The finding may lead to new therapeutic strategies to more effectively treat symptoms of this highly variable disorder, the scientists report in the journal Neuron.
“We found that a toxic substance builds up in Schwann cells that have disabled energy factories, leading to the same kind of nerve damage seen in patients with neuropathies,” said senior author Jeffrey Milbrandt, the James S. McDonnell Professor of Genetics and head of the Department of Genetics. “Now, we’re evaluating whether drugs can block the buildup of that toxin, which could lead to a new treatment for the condition.”
The most common cause of peripheral neuropathy is diabetes, which accounts for about half of all cases. The condition also can occur in cancer patients treated with chemotherapy, which can damage nerves.
In the body, Schwann cells wrap tightly around nerve axons, the fibers that relay nerve signals. Graduate student and first author Andreu Viader and colleagues in Milbrandt’s lab studied Schwann cells in mice with genetically disabled mitochondria, or cellular energy factories. Under normal conditions, these mitochondria produce fuel and intermediates of energy metabolism that allow nerve cells to function.
The researchers showed that the crippled mitochondria activated a stress response in the Schwann cells.
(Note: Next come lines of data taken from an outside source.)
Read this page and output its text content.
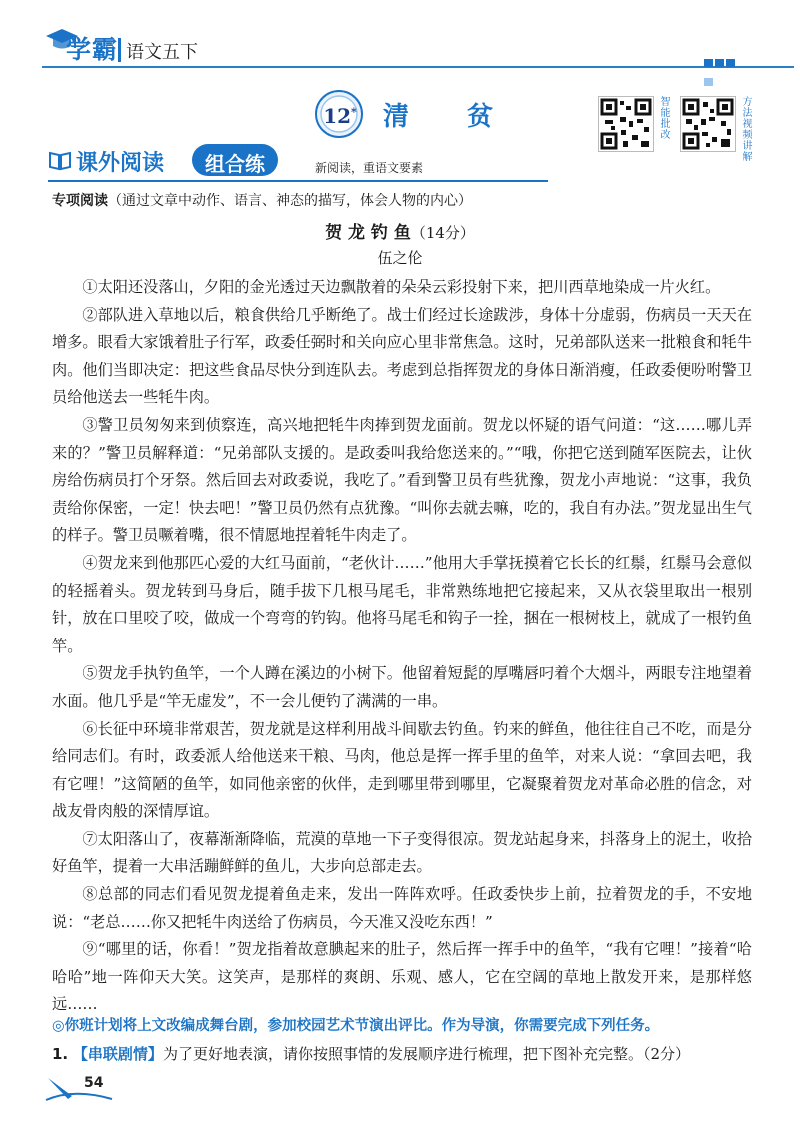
学霸 语文五下
12* 清贫	智能批改	方法视频讲解
课外阅读	组合练	新阅读，重语文要素
专项阅读（通过文章中动作、语言、神态的描写，体会人物的内心）
贺 龙 钓 鱼（14分）
伍之伦

①太阳还没落山，夕阳的金光透过天边飘散着的朵朵云彩投射下来，把川西草地染成一片火红。

②部队进入草地以后，粮食供给几乎断绝了。战士们经过长途跋涉，身体十分虚弱，伤病员一天天在增多。眼看大家饿着肚子行军，政委任弼时和关向应心里非常焦急。这时，兄弟部队送来一批粮食和牦牛肉。他们当即决定：把这些食品尽快分到连队去。考虑到总指挥贺龙的身体日渐消瘦，任政委便吩咐警卫员给他送去一些牦牛肉。

③警卫员匆匆来到侦察连，高兴地把牦牛肉捧到贺龙面前。贺龙以怀疑的语气问道：“这……哪儿弄来的？”警卫员解释道：“兄弟部队支援的。是政委叫我给您送来的。”“哦，你把它送到随军医院去，让伙房给伤病员打个牙祭。然后回去对政委说，我吃了。”看到警卫员有些犹豫，贺龙小声地说：“这事，我负责给你保密，一定！快去吧！”警卫员仍然有点犹豫。“叫你去就去嘛，吃的，我自有办法。”贺龙显出生气的样子。警卫员噘着嘴，很不情愿地捏着牦牛肉走了。

④贺龙来到他那匹心爱的大红马面前，“老伙计……”他用大手掌抚摸着它长长的红鬃，红鬃马会意似的轻摇着头。贺龙转到马身后，随手拔下几根马尾毛，非常熟练地把它接起来，又从衣袋里取出一根别针，放在口里咬了咬，做成一个弯弯的钓钩。他将马尾毛和钩子一拴，捆在一根树枝上，就成了一根钓鱼竿。

⑤贺龙手执钓鱼竿，一个人蹲在溪边的小树下。他留着短髭的厚嘴唇叼着个大烟斗，两眼专注地望着水面。他几乎是“竿无虚发”，不一会儿便钓了满满的一串。

⑥长征中环境非常艰苦，贺龙就是这样利用战斗间歇去钓鱼。钓来的鲜鱼，他往往自己不吃，而是分给同志们。有时，政委派人给他送来干粮、马肉，他总是挥一挥手里的鱼竿，对来人说：“拿回去吧，我有它哩！”这简陋的鱼竿，如同他亲密的伙伴，走到哪里带到哪里，它凝聚着贺龙对革命必胜的信念，对战友骨肉般的深情厚谊。

⑦太阳落山了，夜幕渐渐降临，荒漠的草地一下子变得很凉。贺龙站起身来，抖落身上的泥土，收拾好鱼竿，提着一大串活蹦鲜鲜的鱼儿，大步向总部走去。

⑧总部的同志们看见贺龙提着鱼走来，发出一阵阵欢呼。任政委快步上前，拉着贺龙的手，不安地说：“老总……你又把牦牛肉送给了伤病员，今天准又没吃东西！”

⑨“哪里的话，你看！”贺龙指着故意腆起来的肚子，然后挥一挥手中的鱼竿，“我有它哩！”接着“哈哈哈”地一阵仰天大笑。这笑声，是那样的爽朗、乐观、感人，它在空阔的草地上散发开来，是那样悠远……

◎你班计划将上文改编成舞台剧，参加校园艺术节演出评比。作为导演，你需要完成下列任务。
1. 【串联剧情】为了更好地表演，请你按照事情的发展顺序进行梳理，把下图补充完整。（2分）
54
Instead of synthesizing fatty acids, a key component of Schwann cells, the cells burned fatty acids for fuel.
Over time, inefficient burning of fatty acids by the crippled mitochondria leads to a build up of acylcarnitines, a toxic substance, in the Schwann cells. The researchers found levels of acylcarnitines up to 100-fold higher in these mutant Schwann cells than in healthy Schwann cells.
And the bad news doesn’t end there. Eventually, the toxin leaks out of the Schwann cells and onto the nerve axons. Studying neurons in petri dishes, the researchers showed that acylcarnitines damage nerve axons and disrupt the ability of nerves to relay signals.
“The toxin leaking out of the Schwann cells and onto the adjacent nerve axons causes damage that results in pain, numbness, tingling and other symptoms,” Milbrandt said. “We think that is a likely mechanism to explain the degeneration of axons that is known to occur in peripheral neuropathies.”
The new research suggests that drugs that inhibit the buildup of acylcarnitines may block axonal degeneration. Milbrandt and his team now are evaluating the drugs in mice with disabled Schwann cells to see if they can slow or alleviate the decay of axons.